Safety planning is the process of developing a plan that can increase the safety of a person surviving violence and abuse. It includes determining risks, identifying resources, and assessing options that reduce harm. Too often, however, safety planning does not consider the risk of criminalization of survivors, the role of community in supporting survivors, and the desire of some survivors not to solicit police intervention. As feminists and abolitionists, the contributors acknowledge that the presence of police and the threat of criminalization can complicate experiences of intimate partner violence.
The toolkit begins with an overview of intimate partner violence. Intimate partner violence is a pattern of actions taken with the goal of maintaining power and control over a partner. Intimate partner violence can take many forms that include isolation, verbal abuse, financial abuse, physical abuse, sexual abuse, emotional abuse, coercion and threats, and using institutional power and/or community norms. It can occur in any community, even activist communities.
Next, the contributors address the ways that we can support survivors. Because those who perpetrate abuse may attempt to isolate survivors, it is important that we stay connected to them. We can listen to survivors, share what we observe, and ask questions that can challenge abusive narratives. The toolkit includes examples of words and phrases that we can use when speaking with survivors about their relationships.
Safety planning does not always include escape as there may be barriers with housing, transportation, healthcare, and childcare. Financial abuse often occurs alongside other forms of abuse. This can affect what safety might look like. For example, one may choose to stay with the partner perpetrating abuse rather than give up their housing.

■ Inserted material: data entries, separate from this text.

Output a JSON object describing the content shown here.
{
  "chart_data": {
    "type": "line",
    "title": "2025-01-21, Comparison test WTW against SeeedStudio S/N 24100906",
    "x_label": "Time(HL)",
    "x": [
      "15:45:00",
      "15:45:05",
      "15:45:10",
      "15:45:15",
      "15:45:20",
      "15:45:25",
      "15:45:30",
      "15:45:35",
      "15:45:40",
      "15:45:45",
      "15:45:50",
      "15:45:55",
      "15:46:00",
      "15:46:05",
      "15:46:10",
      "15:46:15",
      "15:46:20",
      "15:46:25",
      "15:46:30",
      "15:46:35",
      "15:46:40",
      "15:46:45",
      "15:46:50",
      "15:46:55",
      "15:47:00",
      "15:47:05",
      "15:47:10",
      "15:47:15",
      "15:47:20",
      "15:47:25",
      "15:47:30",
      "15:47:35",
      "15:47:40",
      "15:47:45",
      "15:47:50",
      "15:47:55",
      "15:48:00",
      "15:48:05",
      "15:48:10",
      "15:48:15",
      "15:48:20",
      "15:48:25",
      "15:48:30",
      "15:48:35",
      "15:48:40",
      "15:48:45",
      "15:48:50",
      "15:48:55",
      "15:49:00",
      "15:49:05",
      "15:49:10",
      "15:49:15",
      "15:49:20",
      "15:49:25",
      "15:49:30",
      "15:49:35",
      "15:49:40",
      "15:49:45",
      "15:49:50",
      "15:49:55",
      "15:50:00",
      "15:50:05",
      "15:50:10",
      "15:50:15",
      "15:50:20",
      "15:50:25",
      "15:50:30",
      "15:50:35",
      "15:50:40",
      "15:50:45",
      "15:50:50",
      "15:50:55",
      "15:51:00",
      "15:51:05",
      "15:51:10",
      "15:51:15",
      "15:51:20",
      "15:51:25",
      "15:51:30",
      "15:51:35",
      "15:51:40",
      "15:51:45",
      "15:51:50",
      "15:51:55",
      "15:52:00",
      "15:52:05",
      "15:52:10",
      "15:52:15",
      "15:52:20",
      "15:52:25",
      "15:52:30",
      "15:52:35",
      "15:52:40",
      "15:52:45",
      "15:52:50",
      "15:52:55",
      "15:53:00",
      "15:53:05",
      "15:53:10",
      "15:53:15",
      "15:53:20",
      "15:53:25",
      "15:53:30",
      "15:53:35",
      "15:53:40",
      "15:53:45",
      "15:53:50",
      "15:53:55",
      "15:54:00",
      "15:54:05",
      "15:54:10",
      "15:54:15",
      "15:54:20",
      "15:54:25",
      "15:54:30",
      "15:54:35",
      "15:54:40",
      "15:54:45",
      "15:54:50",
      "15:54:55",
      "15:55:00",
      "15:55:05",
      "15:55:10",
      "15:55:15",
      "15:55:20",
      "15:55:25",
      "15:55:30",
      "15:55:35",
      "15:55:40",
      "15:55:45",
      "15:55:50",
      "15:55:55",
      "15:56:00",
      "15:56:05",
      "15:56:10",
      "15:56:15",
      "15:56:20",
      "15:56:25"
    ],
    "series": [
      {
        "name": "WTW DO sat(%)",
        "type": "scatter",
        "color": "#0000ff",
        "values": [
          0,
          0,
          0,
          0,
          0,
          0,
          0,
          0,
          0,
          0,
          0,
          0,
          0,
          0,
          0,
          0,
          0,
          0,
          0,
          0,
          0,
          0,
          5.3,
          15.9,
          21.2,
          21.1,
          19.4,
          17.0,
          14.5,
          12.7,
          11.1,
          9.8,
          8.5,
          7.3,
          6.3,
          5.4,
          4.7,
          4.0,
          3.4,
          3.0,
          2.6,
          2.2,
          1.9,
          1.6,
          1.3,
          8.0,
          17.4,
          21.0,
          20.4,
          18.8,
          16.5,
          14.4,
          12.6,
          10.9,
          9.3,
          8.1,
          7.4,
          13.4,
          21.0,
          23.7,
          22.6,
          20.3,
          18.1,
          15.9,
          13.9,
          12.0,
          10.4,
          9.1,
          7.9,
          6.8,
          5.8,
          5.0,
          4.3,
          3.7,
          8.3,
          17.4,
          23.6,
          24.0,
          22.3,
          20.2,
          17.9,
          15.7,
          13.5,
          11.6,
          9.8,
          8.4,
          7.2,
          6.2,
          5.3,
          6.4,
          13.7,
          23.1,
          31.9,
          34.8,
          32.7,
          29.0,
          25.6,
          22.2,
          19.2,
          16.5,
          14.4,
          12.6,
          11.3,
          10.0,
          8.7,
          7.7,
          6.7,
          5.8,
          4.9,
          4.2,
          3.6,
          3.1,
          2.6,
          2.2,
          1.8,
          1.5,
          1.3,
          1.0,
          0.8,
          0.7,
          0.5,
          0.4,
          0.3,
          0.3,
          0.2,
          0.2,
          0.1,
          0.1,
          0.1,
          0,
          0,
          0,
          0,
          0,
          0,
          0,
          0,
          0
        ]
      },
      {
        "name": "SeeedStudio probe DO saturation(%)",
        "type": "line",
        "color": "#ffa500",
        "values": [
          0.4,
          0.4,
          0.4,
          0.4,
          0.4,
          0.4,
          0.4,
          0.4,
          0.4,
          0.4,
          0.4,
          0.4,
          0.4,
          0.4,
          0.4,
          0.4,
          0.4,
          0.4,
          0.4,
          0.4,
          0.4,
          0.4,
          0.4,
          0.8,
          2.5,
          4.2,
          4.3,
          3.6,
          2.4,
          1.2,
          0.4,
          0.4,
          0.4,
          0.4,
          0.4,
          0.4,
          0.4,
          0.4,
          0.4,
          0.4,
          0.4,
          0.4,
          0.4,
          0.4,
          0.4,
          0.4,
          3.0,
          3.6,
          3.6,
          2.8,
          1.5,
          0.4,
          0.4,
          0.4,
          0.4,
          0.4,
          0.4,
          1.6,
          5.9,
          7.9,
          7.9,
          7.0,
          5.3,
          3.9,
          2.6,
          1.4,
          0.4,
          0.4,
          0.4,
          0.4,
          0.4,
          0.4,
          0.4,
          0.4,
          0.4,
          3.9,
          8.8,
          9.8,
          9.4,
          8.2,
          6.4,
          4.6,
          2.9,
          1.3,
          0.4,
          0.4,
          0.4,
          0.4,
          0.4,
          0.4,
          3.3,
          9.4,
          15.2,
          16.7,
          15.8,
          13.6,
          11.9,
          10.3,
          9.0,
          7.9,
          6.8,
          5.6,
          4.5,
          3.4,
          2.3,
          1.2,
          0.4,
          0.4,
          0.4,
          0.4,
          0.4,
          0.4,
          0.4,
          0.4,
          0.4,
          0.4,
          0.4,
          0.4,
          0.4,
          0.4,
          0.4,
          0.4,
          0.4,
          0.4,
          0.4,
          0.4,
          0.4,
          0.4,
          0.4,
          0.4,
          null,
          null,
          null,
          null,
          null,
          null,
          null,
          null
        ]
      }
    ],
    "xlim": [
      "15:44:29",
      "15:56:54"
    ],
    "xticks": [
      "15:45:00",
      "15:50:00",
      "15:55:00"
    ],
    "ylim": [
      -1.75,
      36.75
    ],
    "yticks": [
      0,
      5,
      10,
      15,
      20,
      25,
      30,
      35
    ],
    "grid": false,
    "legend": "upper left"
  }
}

For marginalized communities, like people of color and undocumented people, safety planning must also include accounting for the presence of police. As such, one must be prepared to navigate legal problems like arrest, loss of child custody, criminalization, incarceration, and deportation.

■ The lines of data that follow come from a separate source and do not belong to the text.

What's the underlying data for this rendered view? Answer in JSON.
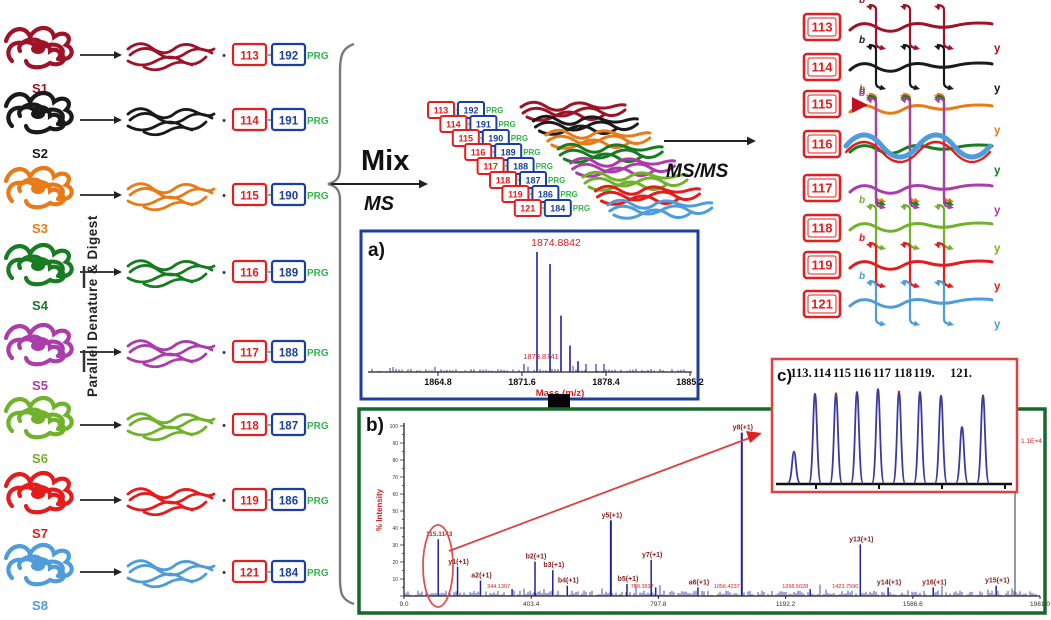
{
  "figure": {
    "left_panel": {
      "digest_label_vertical": "Parallel  Denature  & Digest",
      "plus": "•",
      "samples": [
        {
          "id": "S1",
          "color": "#9e1328",
          "reporter": "113",
          "balance": "192",
          "prg": "PRG"
        },
        {
          "id": "S2",
          "color": "#1a1a1a",
          "reporter": "114",
          "balance": "191",
          "prg": "PRG"
        },
        {
          "id": "S3",
          "color": "#e87a18",
          "reporter": "115",
          "balance": "190",
          "prg": "PRG"
        },
        {
          "id": "S4",
          "color": "#177c22",
          "reporter": "116",
          "balance": "189",
          "prg": "PRG"
        },
        {
          "id": "S5",
          "color": "#ab3dab",
          "reporter": "117",
          "balance": "188",
          "prg": "PRG"
        },
        {
          "id": "S6",
          "color": "#70b22b",
          "reporter": "118",
          "balance": "187",
          "prg": "PRG"
        },
        {
          "id": "S7",
          "color": "#e41c1c",
          "reporter": "119",
          "balance": "186",
          "prg": "PRG"
        },
        {
          "id": "S8",
          "color": "#4f9cda",
          "reporter": "121",
          "balance": "184",
          "prg": "PRG"
        }
      ]
    },
    "mix_label": "Mix",
    "ms_label": "MS",
    "msms_label": "MS/MS",
    "right_panel": {
      "reporters": [
        "113",
        "114",
        "115",
        "116",
        "117",
        "118",
        "119",
        "121"
      ],
      "b_label": "b",
      "y_label": "y"
    },
    "colors": {
      "red_box": "#e02020",
      "blue_box": "#1c3f9e",
      "prg_green": "#35b44a",
      "panel_a_border": "#1c3f9e",
      "panel_b_border": "#17682c",
      "panel_c_border": "#e04040",
      "spectrum": "#22229a",
      "annotation_red": "#d42020",
      "ion_label": "#8b2020",
      "brace": "#7a7a7a"
    }
  },
  "chart_data": [
    {
      "panel": "a",
      "panel_label": "a)",
      "type": "line",
      "xlabel": "Mass (m/z)",
      "x_tick_labels": [
        "1864.8",
        "1871.6",
        "1878.4",
        "1885.2"
      ],
      "xlim": [
        1858,
        1890
      ],
      "annotation_top": "1874.8842",
      "annotation_base": "1873.8741",
      "peaks": [
        {
          "mz": 1874.88,
          "rel": 1.0
        },
        {
          "mz": 1875.88,
          "rel": 0.9
        },
        {
          "mz": 1876.88,
          "rel": 0.47
        },
        {
          "mz": 1877.88,
          "rel": 0.22
        },
        {
          "mz": 1878.9,
          "rel": 0.09
        }
      ]
    },
    {
      "panel": "b",
      "panel_label": "b)",
      "type": "line",
      "ylabel": "% Intensity",
      "x_tick_labels": [
        "9.0",
        "403.4",
        "797.8",
        "1192.2",
        "1586.6",
        "1981.0"
      ],
      "xlim": [
        9,
        1981
      ],
      "ylim": [
        0,
        100
      ],
      "peaks": [
        {
          "mz": 115.1,
          "pct": 33,
          "top": "115.1143"
        },
        {
          "mz": 175.1,
          "pct": 17,
          "top": "y1(+1)"
        },
        {
          "mz": 246.2,
          "pct": 9,
          "top": "a2(+1)"
        },
        {
          "mz": 344.1,
          "pct": 4,
          "base": "344.1307"
        },
        {
          "mz": 415.2,
          "pct": 20,
          "top": "b2(+1)"
        },
        {
          "mz": 470.3,
          "pct": 15,
          "top": "b3(+1)"
        },
        {
          "mz": 515.3,
          "pct": 6,
          "top": "b4(+1)"
        },
        {
          "mz": 650.4,
          "pct": 44,
          "top": "y5(+1)"
        },
        {
          "mz": 700.4,
          "pct": 7,
          "top": "b5(+1)"
        },
        {
          "mz": 775.4,
          "pct": 21,
          "top": "y7(+1)"
        },
        {
          "mz": 789.4,
          "pct": 5,
          "base": "789.3637"
        },
        {
          "mz": 920.5,
          "pct": 5,
          "top": "a6(+1)"
        },
        {
          "mz": 1056.4,
          "pct": 95,
          "top": "y8(+1)",
          "base": "1056.4237"
        },
        {
          "mz": 1268.5,
          "pct": 4,
          "base": "1268.5028"
        },
        {
          "mz": 1423.8,
          "pct": 30,
          "top": "y13(+1)",
          "base": "1423.7590"
        },
        {
          "mz": 1510,
          "pct": 5,
          "top": "y14(+1)"
        },
        {
          "mz": 1650,
          "pct": 5,
          "top": "y16(+1)"
        },
        {
          "mz": 1845,
          "pct": 6,
          "top": "y15(+1)"
        }
      ]
    },
    {
      "panel": "c",
      "panel_label": "c)",
      "type": "line",
      "top_labels": [
        "113.",
        "114",
        "115",
        "116",
        "117",
        "118",
        "119.",
        "121."
      ],
      "scale_label": "1.1E+4",
      "peaks": [
        {
          "mz": 112,
          "rel": 0.34
        },
        {
          "mz": 113,
          "rel": 0.95
        },
        {
          "mz": 114,
          "rel": 0.95
        },
        {
          "mz": 115,
          "rel": 0.97
        },
        {
          "mz": 116,
          "rel": 1.0
        },
        {
          "mz": 117,
          "rel": 0.97
        },
        {
          "mz": 118,
          "rel": 0.97
        },
        {
          "mz": 119,
          "rel": 0.93
        },
        {
          "mz": 120,
          "rel": 0.6
        },
        {
          "mz": 121,
          "rel": 0.93
        }
      ]
    }
  ]
}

The toolkit includes safety planning workshops that are adapted from Just Practice that detail factors to consider with safety planning such as risk assessment, options for intervening or escape, options for healing/support, follow-up, and next steps. Survivors and their community can set immediate, secondary, and long-term goals.
Remember that survivors still need support when they decide to stay; however, it’s important to set boundaries. When organizing for survivors, we might need the support of others. We should also consider our safety as those who perpetrate abuse might also seek to harm us.
Safety planning is not just a thing where you sit down and tell someone what to do, especially if they are people who do sex work or engage in any kind of criminalized labor. Do you actually know their needs and options,and the risks involved? In every experience possible of doing survivor support, it’s more about listening, being there, being a resource for them.